Der britische Leitindex FTSE 100 setzt seit Tagen neue Bestmarken. Doch ist dieser Optimismus gerechtfertigt?
Auch im neuen Jahr geht es an der Londoner Börse weiter aufwärts. Der FTSE 100, der die hundert grössten Unternehmen des Vereinigten Königreichs umfasst, schloss die erste Handelswoche mit einem Plus von 1% ab.
Dieser Gewinn hievte den Footsie – wie der Index aufgrund seiner Abkürzung genannt wird – am Freitag auf ein Rekordniveau von 7205 Zählern. Seit dem 28. Dezember oder sechs Handelstagen schloss der FTSE 100 jeweils höher als am Vortag. Das ist die längste unterbruchlose Kursrally seit rund zwanzig Jahren.
Bereits 2016 schloss der FTSE 100 mit einem ansehnlichen Gewinn von 14% ab. Treiber waren hauptsächlich die Aktien von Anglo American (395% Kursrendite), Glencore (GLEN 288.3 -0.86%) (+272%), Royal Dutch Shell (RDSB 2356 -0.02%) (+72%) und BP (+56%).
Längste Rally 0hne Unterbruch in Sichtweite
Das britische Börsenbarometer ist allerdings auf dem besten Weg, die bisherige Rekordserie von acht aufeinanderfolgenden positiven Handelstagen von Mai 1997 zumindest zu egalisieren. Und bereits wächst die Hoffnung, dass der Schwung der ersten Januarwoche noch länger andauern könnte.
Diese Entwicklung lässt auch in der Londoner City aufhorchen. «Was sagt uns der FTSE über die britische Wirtschaft?», fragte kürzlich das Analysehaus Capital Analytics. Daran anlehnend, dass die Börse in der Regel die Zukunft vorwegnimmt.
Robuste Wirtschaft
Für Capital Analytics ist der oft gehörte Hinweis, dass die im Leitindex enthaltenen Unternehmen einen grossen Teil ihres Gewinns ausserhalb Grossbritanniens erzielen, allerdings nur ein Teil der Erklärung.
Denn auch der breiter gefasste FTSE 250 notiert heute deutlich höher als nach dem Brexit-Votum vom vergangenen Juni. Dieser Index umfasst mittelgrosse britische Unternehmen, die deutlich weniger international exponiert sind. Eine schwächelnde Wirtschaft würde diese Gesellschaften deshalb deutlich stärker treffen. Allerdings zeigt der Chart von Capital Analytics, dass der FTSE 250 deutlich hinter dem Leitindex zurückhängt.
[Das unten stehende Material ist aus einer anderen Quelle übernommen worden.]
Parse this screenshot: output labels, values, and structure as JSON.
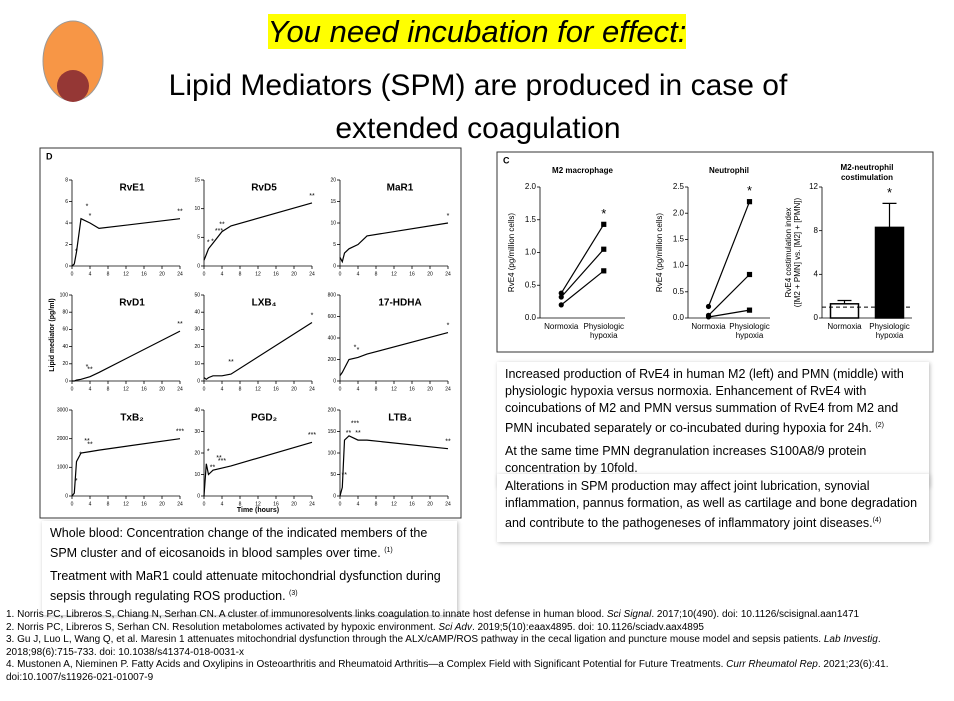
{
  "header": {
    "highlight": "You need incubation for effect:",
    "title": "Lipid Mediators (SPM) are produced in case of extended coagulation"
  },
  "figure_d": {
    "label": "D",
    "y_label": "Lipid mediator (pg/ml)",
    "x_label": "Time (hours)"
  },
  "figure_c": {
    "label": "C"
  },
  "chart_data": [
    {
      "type": "line",
      "title": "RvE1",
      "x": [
        0,
        0.5,
        1,
        2,
        4,
        6,
        24
      ],
      "values": [
        0,
        0.2,
        1.3,
        4.4,
        4.0,
        3.5,
        4.4
      ],
      "annotations": [
        null,
        "*",
        null,
        "*",
        "*",
        null,
        "**"
      ],
      "xlim": [
        0,
        24
      ],
      "xticks": [
        0,
        4,
        8,
        12,
        16,
        20,
        24
      ],
      "ylim": [
        0,
        8
      ],
      "yticks": [
        0,
        2,
        4,
        6,
        8
      ]
    },
    {
      "type": "line",
      "title": "RvD5",
      "x": [
        0,
        0.5,
        1,
        2,
        4,
        6,
        24
      ],
      "values": [
        1,
        2,
        3,
        4,
        6,
        7,
        11
      ],
      "annotations": [
        null,
        "*",
        "*",
        "***",
        "**",
        null,
        "**"
      ],
      "xlim": [
        0,
        24
      ],
      "xticks": [
        0,
        4,
        8,
        12,
        16,
        20,
        24
      ],
      "ylim": [
        0,
        15
      ],
      "yticks": [
        0,
        5,
        10,
        15
      ]
    },
    {
      "type": "line",
      "title": "MaR1",
      "x": [
        0,
        0.5,
        1,
        2,
        4,
        6,
        24
      ],
      "values": [
        2,
        1,
        3,
        4,
        5,
        7,
        10
      ],
      "annotations": [
        null,
        null,
        null,
        null,
        null,
        null,
        "*"
      ],
      "xlim": [
        0,
        24
      ],
      "xticks": [
        0,
        4,
        8,
        12,
        16,
        20,
        24
      ],
      "ylim": [
        0,
        20
      ],
      "yticks": [
        0,
        5,
        10,
        15,
        20
      ]
    },
    {
      "type": "line",
      "title": "RvD1",
      "x": [
        0,
        0.5,
        1,
        2,
        4,
        6,
        24
      ],
      "values": [
        0,
        0,
        1,
        2,
        5,
        10,
        58
      ],
      "annotations": [
        null,
        null,
        null,
        "*",
        "**",
        null,
        "**"
      ],
      "xlim": [
        0,
        24
      ],
      "xticks": [
        0,
        4,
        8,
        12,
        16,
        20,
        24
      ],
      "ylim": [
        0,
        100
      ],
      "yticks": [
        0,
        20,
        40,
        60,
        80,
        100
      ]
    },
    {
      "type": "line",
      "title": "LXB₄",
      "x": [
        0,
        0.5,
        1,
        2,
        4,
        6,
        24
      ],
      "values": [
        2,
        1,
        2,
        3,
        3,
        4,
        34
      ],
      "annotations": [
        null,
        null,
        null,
        null,
        null,
        "**",
        "*"
      ],
      "xlim": [
        0,
        24
      ],
      "xticks": [
        0,
        4,
        8,
        12,
        16,
        20,
        24
      ],
      "ylim": [
        0,
        50
      ],
      "yticks": [
        0,
        10,
        20,
        30,
        40,
        50
      ]
    },
    {
      "type": "line",
      "title": "17-HDHA",
      "x": [
        0,
        0.5,
        1,
        2,
        4,
        6,
        24
      ],
      "values": [
        50,
        80,
        120,
        200,
        220,
        250,
        450
      ],
      "annotations": [
        null,
        null,
        null,
        "*",
        "*",
        null,
        "*"
      ],
      "xlim": [
        0,
        24
      ],
      "xticks": [
        0,
        4,
        8,
        12,
        16,
        20,
        24
      ],
      "ylim": [
        0,
        800
      ],
      "yticks": [
        0,
        200,
        400,
        600,
        800
      ]
    },
    {
      "type": "line",
      "title": "TxB₂",
      "x": [
        0,
        0.5,
        1,
        2,
        4,
        6,
        24
      ],
      "values": [
        0,
        100,
        1200,
        1500,
        1550,
        1600,
        2000
      ],
      "annotations": [
        null,
        "*",
        "*",
        "**",
        "**",
        null,
        "***"
      ],
      "xlim": [
        0,
        24
      ],
      "xticks": [
        0,
        4,
        8,
        12,
        16,
        20,
        24
      ],
      "ylim": [
        0,
        3000
      ],
      "yticks": [
        0,
        1000,
        2000,
        3000
      ]
    },
    {
      "type": "line",
      "title": "PGD₂",
      "x": [
        0,
        0.5,
        1,
        2,
        4,
        6,
        24
      ],
      "values": [
        0,
        15,
        10,
        12,
        13,
        14,
        25
      ],
      "annotations": [
        null,
        "*",
        "**",
        "**",
        "***",
        null,
        "***"
      ],
      "xlim": [
        0,
        24
      ],
      "xticks": [
        0,
        4,
        8,
        12,
        16,
        20,
        24
      ],
      "ylim": [
        0,
        40
      ],
      "yticks": [
        0,
        10,
        20,
        30,
        40
      ]
    },
    {
      "type": "line",
      "title": "LTB₄",
      "x": [
        0,
        0.5,
        1,
        2,
        4,
        6,
        24
      ],
      "values": [
        0,
        20,
        130,
        140,
        130,
        130,
        110
      ],
      "annotations": [
        null,
        "**",
        "**",
        "***",
        "**",
        null,
        "**"
      ],
      "xlim": [
        0,
        24
      ],
      "xticks": [
        0,
        4,
        8,
        12,
        16,
        20,
        24
      ],
      "ylim": [
        0,
        200
      ],
      "yticks": [
        0,
        50,
        100,
        150,
        200
      ]
    },
    {
      "type": "paired",
      "title": "M2 macrophage",
      "ylabel": "RvE4 (pg/million cells)",
      "categories": [
        "Normoxia",
        "Physiologic hypoxia"
      ],
      "series": [
        {
          "values": [
            0.38,
            1.43
          ]
        },
        {
          "values": [
            0.32,
            1.05
          ]
        },
        {
          "values": [
            0.2,
            0.72
          ]
        }
      ],
      "color": "#000000",
      "annotations": [
        null,
        "*"
      ],
      "ylim": [
        0,
        2
      ],
      "yticks": [
        {
          "value": 0,
          "label": "0.0"
        },
        {
          "value": 0.5,
          "label": "0.5"
        },
        {
          "value": 1,
          "label": "1.0"
        },
        {
          "value": 1.5,
          "label": "1.5"
        },
        {
          "value": 2,
          "label": "2.0"
        }
      ]
    },
    {
      "type": "paired",
      "title": "Neutrophil",
      "ylabel": "RvE4 (pg/million cells)",
      "categories": [
        "Normoxia",
        "Physiologic hypoxia"
      ],
      "series": [
        {
          "values": [
            0.22,
            2.22
          ]
        },
        {
          "values": [
            0.05,
            0.83
          ]
        },
        {
          "values": [
            0.02,
            0.15
          ]
        }
      ],
      "color": "#000000",
      "annotations": [
        null,
        "*"
      ],
      "ylim": [
        0,
        2.5
      ],
      "yticks": [
        {
          "value": 0,
          "label": "0.0"
        },
        {
          "value": 0.5,
          "label": "0.5"
        },
        {
          "value": 1,
          "label": "1.0"
        },
        {
          "value": 1.5,
          "label": "1.5"
        },
        {
          "value": 2,
          "label": "2.0"
        },
        {
          "value": 2.5,
          "label": "2.5"
        }
      ]
    },
    {
      "type": "bar",
      "title": [
        "M2-neutrophil",
        "costimulation"
      ],
      "ylabel": [
        "RvE4 costimulation index",
        "([M2 + PMN] vs. [M2] + [PMN])"
      ],
      "categories": [
        "Normoxia",
        "Physiologic hypoxia"
      ],
      "values": [
        1.3,
        8.3
      ],
      "errors": [
        0.3,
        2.2
      ],
      "colors": [
        "#ffffff",
        "#000000"
      ],
      "reference": 1,
      "annotations": [
        null,
        "*"
      ],
      "ylim": [
        0,
        12
      ],
      "yticks": [
        0,
        4,
        8,
        12
      ]
    }
  ],
  "notes": {
    "left": [
      {
        "text": "Whole blood: Concentration change of the indicated members of the SPM cluster and of eicosanoids in blood samples over time. ",
        "ref": "(1)"
      },
      {
        "text": "Treatment with MaR1 could attenuate mitochondrial dysfunction during sepsis through regulating ROS production. ",
        "ref": "(3)"
      }
    ],
    "right": [
      {
        "text": "Increased production of RvE4 in human M2 (left) and PMN (middle) with physiologic hypoxia versus normoxia. Enhancement of RvE4 with coincubations of M2 and PMN versus summation of RvE4 from M2 and PMN incubated separately or co-incubated during hypoxia for 24h. ",
        "ref": "(2)"
      },
      {
        "text": "At the same time PMN degranulation increases S100A8/9 protein concentration by 10fold."
      }
    ],
    "right2": [
      {
        "text": "Alterations in SPM production may affect joint lubrication, synovial inflammation, pannus formation, as well as cartilage and bone degradation and contribute to the pathogeneses of inflammatory joint diseases.",
        "ref": "(4)"
      }
    ]
  },
  "references": [
    {
      "text": "1. Norris PC, Libreros S, Chiang N, Serhan CN. A cluster of immunoresolvents links coagulation to innate host defense in human blood. ",
      "journal": "Sci Signal",
      "rest": ". 2017;10(490). doi: 10.1126/scisignal.aan1471"
    },
    {
      "text": "2. Norris PC, Libreros S, Serhan CN. Resolution metabolomes activated by hypoxic environment. ",
      "journal": "Sci Adv",
      "rest": ". 2019;5(10):eaax4895. doi: 10.1126/sciadv.aax4895"
    },
    {
      "text": "3. Gu J, Luo L, Wang Q, et al. Maresin 1 attenuates mitochondrial dysfunction through the ALX/cAMP/ROS pathway in the cecal ligation and puncture mouse model and sepsis patients. ",
      "journal": "Lab Investig",
      "rest": ". 2018;98(6):715-733. doi: 10.1038/s41374-018-0031-x"
    },
    {
      "text": "4. Mustonen A, Nieminen P. Fatty Acids and Oxylipins in Osteoarthritis and Rheumatoid Arthritis—a Complex Field with Significant Potential for Future Treatments. ",
      "journal": "Curr Rheumatol Rep",
      "rest": ". 2021;23(6):41. doi:10.1007/s11926-021-01007-9"
    }
  ]
}
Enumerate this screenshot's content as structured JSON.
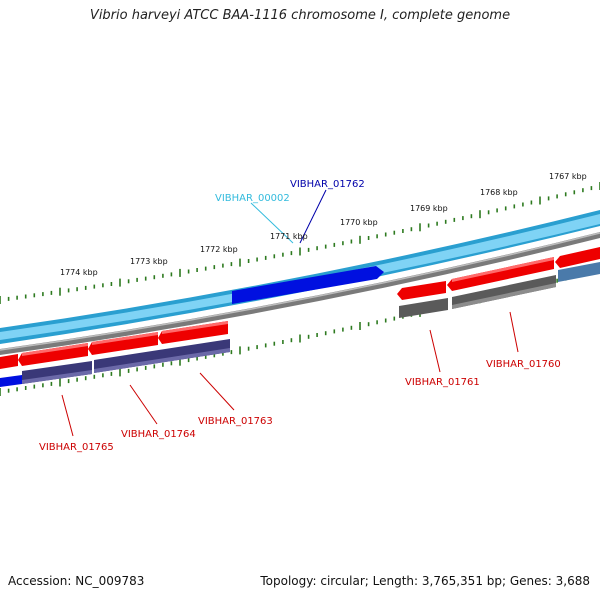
{
  "title": "Vibrio harveyi ATCC BAA-1116 chromosome I, complete genome",
  "accession": "Accession: NC_009783",
  "summary": "Topology: circular; Length: 3,765,351 bp; Genes: 3,688",
  "colors": {
    "outer_ring": "#2a9fd0",
    "outer_ring_light": "#7fd3f5",
    "highlight_gene": "#0010e0",
    "gray_ring": "#7a7a7a",
    "forward_gene": "#ee0000",
    "reverse_gene_dark": "#3a3878",
    "reverse_gene_gray": "#5a5a5a",
    "tick": "#2d7a1f",
    "label_cyan": "#33bbdd",
    "label_blue": "#0000aa",
    "label_red": "#cc0000"
  },
  "ticks_upper": [
    {
      "label": "1767 kbp"
    },
    {
      "label": "1768 kbp"
    },
    {
      "label": "1769 kbp"
    },
    {
      "label": "1770 kbp"
    },
    {
      "label": "1771 kbp"
    },
    {
      "label": "1772 kbp"
    },
    {
      "label": "1773 kbp"
    },
    {
      "label": "1774 kbp"
    }
  ],
  "gene_labels": [
    {
      "id": "VIBHAR_00002",
      "color": "label_cyan"
    },
    {
      "id": "VIBHAR_01762",
      "color": "label_blue"
    },
    {
      "id": "VIBHAR_01760",
      "color": "label_red"
    },
    {
      "id": "VIBHAR_01761",
      "color": "label_red"
    },
    {
      "id": "VIBHAR_01763",
      "color": "label_red"
    },
    {
      "id": "VIBHAR_01764",
      "color": "label_red"
    },
    {
      "id": "VIBHAR_01765",
      "color": "label_red"
    }
  ]
}
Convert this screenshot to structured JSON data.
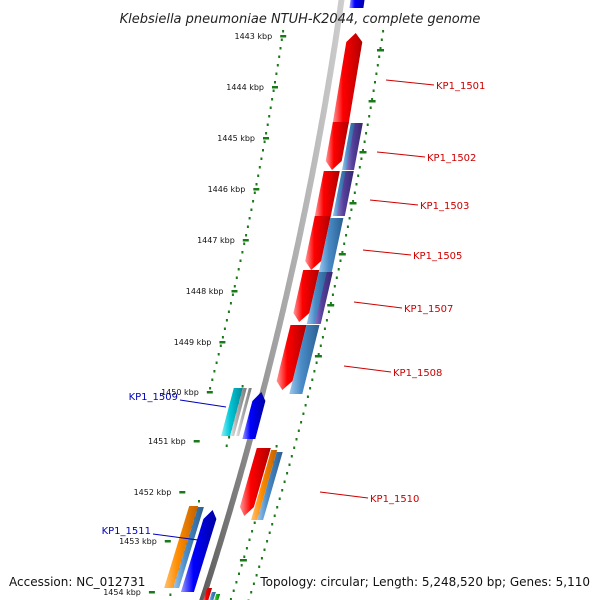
{
  "title": "Klebsiella pneumoniae NTUH-K2044, complete genome",
  "footer": {
    "accession": "Accession: NC_012731",
    "summary": "Topology: circular; Length: 5,248,520 bp; Genes: 5,110"
  },
  "colors": {
    "backbone": "#8a8a8a",
    "tick": "#1a7a1a",
    "forward_label": "#cc0000",
    "reverse_label": "#0000bb",
    "red": "#ff0000",
    "blue": "#0000ff",
    "steelblue": "#4a8cc8",
    "purple": "#55409a",
    "orange": "#ff8c00",
    "cyan": "#00c8d8",
    "gray": "#b0b0b0",
    "green": "#22bb22"
  },
  "scale_labels": [
    {
      "label": "1443 kbp"
    },
    {
      "label": "1444 kbp"
    },
    {
      "label": "1445 kbp"
    },
    {
      "label": "1446 kbp"
    },
    {
      "label": "1447 kbp"
    },
    {
      "label": "1448 kbp"
    },
    {
      "label": "1449 kbp"
    },
    {
      "label": "1450 kbp"
    },
    {
      "label": "1451 kbp"
    },
    {
      "label": "1452 kbp"
    },
    {
      "label": "1453 kbp"
    },
    {
      "label": "1454 kbp"
    }
  ],
  "gene_labels": [
    {
      "label": "KP1_1501",
      "strand": "forward"
    },
    {
      "label": "KP1_1502",
      "strand": "forward"
    },
    {
      "label": "KP1_1503",
      "strand": "forward"
    },
    {
      "label": "KP1_1505",
      "strand": "forward"
    },
    {
      "label": "KP1_1507",
      "strand": "forward"
    },
    {
      "label": "KP1_1508",
      "strand": "forward"
    },
    {
      "label": "KP1_1509",
      "strand": "reverse"
    },
    {
      "label": "KP1_1510",
      "strand": "forward"
    },
    {
      "label": "KP1_1511",
      "strand": "reverse"
    }
  ]
}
Eine andere Erklärung ist deshalb, dass sich die britische Wirtschaft bislang entgegen allen Prognosen erstaunlich robust hält. Für 2016 wird ein Wirtschaftswachstum von rund 2% erwartet, die Konsumenten sind weiterhin guten Mutes, und auch die Unternehmen halten sich nicht so stark zurück mit Investitionen wie befürchtet.
Unterstützend wirkt die massive Abwertung des Pfunds, das gegenüber den wichtigen Handelswährungen Dollar und Euro rund 15% an Wert verloren hat. Das begünstigt die britischen Exportfirmen. Andererseits dürfte 2017 die Inflation wegen des tiefen Pfunds deutlich steigen. Grossbritannien weist nämlich seit Jahren eine negative Aussenhandelsbilanz auf.
Aktienhausse nicht breit abgestützt
Allerdings mehren sich auch die kritischen Worte zur britischen Aktienrally. So fällt auf, dass die Aufwärtsbewegung nicht breit abgestützt ist. Einige Sektoren wie Rohstoffminen oder Öl- und Gasfirmen konnten ihren Kurs teilweise verdoppeln, andere wiederum wie die Immobilienbranche tauchten bis zu ein Drittel.